La declinazione tattica di queste linee strategiche si traduce, verso la Cina e la Ue, in divieti di esportazione di tecnologie (è il caso delle Gpu Nvidia in Cina), esclusione dall’accesso a servizi (appunto, l’esclusione dei soggetti non Usa dall’utilizzo dei due modelli di punta di Anthropic), e confinando i partner nel ruolo di utenti, tramite la diffusione ad ogni livello dei servizi Usa in modo da rendere antieconomico lo sviluppo di capacità autonome e sovrane di IA. Lo strumento che attua queste tattiche è Big Tech che è una parte fondamentale dell’apparato operativo del potere tecnologico americano.

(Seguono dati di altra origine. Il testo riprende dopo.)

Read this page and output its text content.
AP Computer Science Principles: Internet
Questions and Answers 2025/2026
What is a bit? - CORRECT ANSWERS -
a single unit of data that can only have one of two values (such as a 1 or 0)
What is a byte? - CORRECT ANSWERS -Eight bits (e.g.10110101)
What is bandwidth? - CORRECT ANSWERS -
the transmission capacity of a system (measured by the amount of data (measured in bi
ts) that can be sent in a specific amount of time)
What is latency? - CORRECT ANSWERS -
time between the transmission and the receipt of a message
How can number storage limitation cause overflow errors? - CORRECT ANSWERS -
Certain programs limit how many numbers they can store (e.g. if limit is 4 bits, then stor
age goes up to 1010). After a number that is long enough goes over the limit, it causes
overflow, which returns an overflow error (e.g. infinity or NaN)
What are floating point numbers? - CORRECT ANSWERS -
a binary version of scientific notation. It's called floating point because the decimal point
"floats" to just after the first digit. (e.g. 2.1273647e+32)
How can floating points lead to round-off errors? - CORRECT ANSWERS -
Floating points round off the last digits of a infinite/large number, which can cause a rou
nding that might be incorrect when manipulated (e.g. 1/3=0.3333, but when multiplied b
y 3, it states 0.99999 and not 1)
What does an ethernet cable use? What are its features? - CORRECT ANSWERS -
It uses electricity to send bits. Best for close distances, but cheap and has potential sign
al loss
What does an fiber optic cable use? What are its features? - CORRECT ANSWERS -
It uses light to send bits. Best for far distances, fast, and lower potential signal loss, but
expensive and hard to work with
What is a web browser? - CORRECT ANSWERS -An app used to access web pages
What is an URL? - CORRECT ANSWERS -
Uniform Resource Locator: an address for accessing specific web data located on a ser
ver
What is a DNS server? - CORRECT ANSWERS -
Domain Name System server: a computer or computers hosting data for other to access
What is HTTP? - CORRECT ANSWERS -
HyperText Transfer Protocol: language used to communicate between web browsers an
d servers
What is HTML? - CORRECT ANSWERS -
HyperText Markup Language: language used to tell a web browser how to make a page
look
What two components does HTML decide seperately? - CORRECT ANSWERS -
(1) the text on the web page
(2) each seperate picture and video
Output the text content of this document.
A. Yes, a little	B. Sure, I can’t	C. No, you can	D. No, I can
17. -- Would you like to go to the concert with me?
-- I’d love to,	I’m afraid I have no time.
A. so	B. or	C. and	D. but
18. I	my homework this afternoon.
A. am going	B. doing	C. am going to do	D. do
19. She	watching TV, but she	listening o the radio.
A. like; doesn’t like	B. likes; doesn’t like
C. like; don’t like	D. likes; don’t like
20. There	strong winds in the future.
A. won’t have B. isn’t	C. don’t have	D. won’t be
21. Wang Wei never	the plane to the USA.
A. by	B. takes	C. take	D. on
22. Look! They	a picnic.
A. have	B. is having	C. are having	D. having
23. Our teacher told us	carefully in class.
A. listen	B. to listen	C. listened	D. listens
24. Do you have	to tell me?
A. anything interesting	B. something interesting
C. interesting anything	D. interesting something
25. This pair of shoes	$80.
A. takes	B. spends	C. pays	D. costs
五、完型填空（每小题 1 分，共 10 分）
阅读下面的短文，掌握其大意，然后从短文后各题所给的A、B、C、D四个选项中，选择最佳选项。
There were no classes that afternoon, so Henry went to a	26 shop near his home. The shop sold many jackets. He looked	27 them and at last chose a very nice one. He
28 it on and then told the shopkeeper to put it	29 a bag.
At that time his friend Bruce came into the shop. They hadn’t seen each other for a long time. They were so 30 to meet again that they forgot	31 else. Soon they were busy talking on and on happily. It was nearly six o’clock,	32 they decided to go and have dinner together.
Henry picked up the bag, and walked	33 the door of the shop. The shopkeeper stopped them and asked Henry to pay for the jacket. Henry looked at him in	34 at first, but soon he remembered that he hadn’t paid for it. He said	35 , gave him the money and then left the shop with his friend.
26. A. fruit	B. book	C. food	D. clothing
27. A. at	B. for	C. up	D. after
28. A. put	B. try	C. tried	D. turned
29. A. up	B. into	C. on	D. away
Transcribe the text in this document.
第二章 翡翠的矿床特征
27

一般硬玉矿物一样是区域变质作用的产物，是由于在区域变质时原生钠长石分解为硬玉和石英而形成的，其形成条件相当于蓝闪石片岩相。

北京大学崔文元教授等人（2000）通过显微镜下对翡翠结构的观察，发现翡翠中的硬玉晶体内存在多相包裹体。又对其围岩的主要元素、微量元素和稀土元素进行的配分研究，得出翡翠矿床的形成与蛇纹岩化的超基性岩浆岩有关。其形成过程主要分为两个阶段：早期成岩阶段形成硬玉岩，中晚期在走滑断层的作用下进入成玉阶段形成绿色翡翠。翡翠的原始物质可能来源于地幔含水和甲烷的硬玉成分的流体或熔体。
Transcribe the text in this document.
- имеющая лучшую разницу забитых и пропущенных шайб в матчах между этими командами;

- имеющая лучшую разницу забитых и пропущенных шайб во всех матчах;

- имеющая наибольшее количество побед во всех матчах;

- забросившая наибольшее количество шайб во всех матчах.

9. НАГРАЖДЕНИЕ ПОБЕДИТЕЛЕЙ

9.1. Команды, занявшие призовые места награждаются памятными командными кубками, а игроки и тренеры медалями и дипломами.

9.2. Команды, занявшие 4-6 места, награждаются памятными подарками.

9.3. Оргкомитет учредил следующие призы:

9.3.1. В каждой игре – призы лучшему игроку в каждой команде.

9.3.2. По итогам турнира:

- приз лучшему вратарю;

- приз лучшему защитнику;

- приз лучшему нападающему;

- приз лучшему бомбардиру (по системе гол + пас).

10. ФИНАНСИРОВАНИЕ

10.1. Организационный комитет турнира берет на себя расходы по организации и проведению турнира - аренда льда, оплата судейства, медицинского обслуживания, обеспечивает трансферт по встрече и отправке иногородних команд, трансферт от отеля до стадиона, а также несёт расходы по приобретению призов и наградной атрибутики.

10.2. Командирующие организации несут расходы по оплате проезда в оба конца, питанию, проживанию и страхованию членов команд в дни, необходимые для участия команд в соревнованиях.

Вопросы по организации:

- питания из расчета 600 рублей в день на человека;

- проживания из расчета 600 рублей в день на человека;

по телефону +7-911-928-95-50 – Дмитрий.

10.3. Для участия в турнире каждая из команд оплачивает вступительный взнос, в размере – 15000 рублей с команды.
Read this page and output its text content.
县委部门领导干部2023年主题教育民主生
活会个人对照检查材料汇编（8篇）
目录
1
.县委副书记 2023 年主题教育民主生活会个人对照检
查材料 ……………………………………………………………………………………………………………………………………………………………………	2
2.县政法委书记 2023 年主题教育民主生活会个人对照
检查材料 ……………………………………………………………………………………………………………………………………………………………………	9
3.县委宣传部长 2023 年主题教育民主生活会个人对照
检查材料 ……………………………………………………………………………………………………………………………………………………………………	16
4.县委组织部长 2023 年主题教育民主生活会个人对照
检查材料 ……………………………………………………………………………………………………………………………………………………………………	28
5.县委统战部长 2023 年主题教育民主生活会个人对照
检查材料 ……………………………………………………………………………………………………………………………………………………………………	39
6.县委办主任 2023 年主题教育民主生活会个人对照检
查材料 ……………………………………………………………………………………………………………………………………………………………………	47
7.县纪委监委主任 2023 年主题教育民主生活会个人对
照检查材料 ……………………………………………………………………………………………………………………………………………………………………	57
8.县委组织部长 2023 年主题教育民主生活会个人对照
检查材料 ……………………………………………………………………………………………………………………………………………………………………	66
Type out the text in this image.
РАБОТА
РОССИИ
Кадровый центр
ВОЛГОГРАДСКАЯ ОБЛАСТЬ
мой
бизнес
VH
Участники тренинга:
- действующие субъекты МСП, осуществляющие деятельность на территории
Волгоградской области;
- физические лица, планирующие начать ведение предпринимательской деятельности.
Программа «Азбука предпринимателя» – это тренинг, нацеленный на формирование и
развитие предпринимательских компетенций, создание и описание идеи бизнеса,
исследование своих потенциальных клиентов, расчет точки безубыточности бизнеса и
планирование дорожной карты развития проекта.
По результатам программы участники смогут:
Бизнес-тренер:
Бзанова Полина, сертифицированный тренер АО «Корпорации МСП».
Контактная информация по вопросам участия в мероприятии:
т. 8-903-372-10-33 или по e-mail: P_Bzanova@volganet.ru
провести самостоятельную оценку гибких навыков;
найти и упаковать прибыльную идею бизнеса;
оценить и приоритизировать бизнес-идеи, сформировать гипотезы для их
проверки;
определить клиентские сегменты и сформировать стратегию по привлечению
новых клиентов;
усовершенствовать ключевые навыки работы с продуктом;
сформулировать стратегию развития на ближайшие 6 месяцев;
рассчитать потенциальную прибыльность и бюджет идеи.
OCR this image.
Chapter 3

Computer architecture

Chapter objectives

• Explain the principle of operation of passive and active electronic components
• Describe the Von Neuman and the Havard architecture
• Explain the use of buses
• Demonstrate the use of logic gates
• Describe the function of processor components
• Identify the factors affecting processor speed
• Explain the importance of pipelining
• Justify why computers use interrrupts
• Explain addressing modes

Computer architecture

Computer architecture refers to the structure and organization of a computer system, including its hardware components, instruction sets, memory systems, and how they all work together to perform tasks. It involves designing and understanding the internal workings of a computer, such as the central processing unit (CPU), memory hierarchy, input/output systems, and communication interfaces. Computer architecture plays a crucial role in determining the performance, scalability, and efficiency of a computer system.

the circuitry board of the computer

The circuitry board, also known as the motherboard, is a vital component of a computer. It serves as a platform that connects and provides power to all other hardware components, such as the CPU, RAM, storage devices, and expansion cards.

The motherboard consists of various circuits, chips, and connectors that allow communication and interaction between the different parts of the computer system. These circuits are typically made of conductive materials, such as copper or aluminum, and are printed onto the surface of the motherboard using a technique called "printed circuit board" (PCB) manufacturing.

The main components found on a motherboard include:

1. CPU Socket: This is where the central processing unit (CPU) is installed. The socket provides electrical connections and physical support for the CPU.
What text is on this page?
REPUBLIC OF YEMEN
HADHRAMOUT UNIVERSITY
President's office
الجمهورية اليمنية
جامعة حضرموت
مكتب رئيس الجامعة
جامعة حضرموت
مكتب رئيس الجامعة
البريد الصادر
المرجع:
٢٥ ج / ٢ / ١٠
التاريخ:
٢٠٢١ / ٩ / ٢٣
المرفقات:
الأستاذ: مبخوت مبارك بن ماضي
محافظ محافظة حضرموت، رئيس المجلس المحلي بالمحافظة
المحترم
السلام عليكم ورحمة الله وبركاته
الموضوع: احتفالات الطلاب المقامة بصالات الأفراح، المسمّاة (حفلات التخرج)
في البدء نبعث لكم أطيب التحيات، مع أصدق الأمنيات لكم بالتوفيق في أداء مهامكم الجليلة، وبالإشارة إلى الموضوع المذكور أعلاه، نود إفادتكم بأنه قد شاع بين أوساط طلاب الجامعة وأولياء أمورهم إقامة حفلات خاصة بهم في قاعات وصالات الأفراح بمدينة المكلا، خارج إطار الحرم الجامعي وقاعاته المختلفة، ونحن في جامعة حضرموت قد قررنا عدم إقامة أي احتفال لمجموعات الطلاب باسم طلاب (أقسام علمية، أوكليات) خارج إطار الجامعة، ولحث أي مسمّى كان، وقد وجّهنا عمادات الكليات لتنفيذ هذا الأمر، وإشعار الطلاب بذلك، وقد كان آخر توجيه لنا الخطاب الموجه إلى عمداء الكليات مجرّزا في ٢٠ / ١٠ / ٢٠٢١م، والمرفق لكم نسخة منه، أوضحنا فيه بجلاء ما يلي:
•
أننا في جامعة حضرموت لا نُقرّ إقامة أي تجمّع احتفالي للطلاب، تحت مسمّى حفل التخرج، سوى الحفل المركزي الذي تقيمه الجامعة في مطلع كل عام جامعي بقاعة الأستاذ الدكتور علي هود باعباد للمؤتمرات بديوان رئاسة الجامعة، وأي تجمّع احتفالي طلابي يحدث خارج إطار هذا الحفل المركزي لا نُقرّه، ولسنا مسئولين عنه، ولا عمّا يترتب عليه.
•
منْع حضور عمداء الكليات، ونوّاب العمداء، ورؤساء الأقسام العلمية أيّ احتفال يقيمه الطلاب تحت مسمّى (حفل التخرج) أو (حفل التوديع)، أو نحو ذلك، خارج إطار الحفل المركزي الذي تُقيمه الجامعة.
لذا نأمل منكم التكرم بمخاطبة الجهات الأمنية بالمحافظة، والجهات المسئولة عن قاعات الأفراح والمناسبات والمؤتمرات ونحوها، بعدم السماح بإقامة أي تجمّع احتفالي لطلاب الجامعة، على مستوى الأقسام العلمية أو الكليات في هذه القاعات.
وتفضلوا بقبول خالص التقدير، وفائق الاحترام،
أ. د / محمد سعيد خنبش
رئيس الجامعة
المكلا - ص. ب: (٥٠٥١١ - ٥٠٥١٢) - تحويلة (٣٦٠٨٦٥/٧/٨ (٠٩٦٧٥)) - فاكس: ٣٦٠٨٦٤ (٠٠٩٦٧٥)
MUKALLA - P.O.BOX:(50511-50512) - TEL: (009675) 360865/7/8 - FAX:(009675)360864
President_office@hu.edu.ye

Cloud, processori, modelli fondazionali, servizi di IA, piattaforme di sviluppo e strumenti di cybersicurezza sono gli strati attraverso i quali gli Stati Uniti rendono governi, università e imprese straniere dipendenti dalle decisioni americane. In questo modo la sovranità formale resta intatta, ma l’autonomia operativa viene compromessa.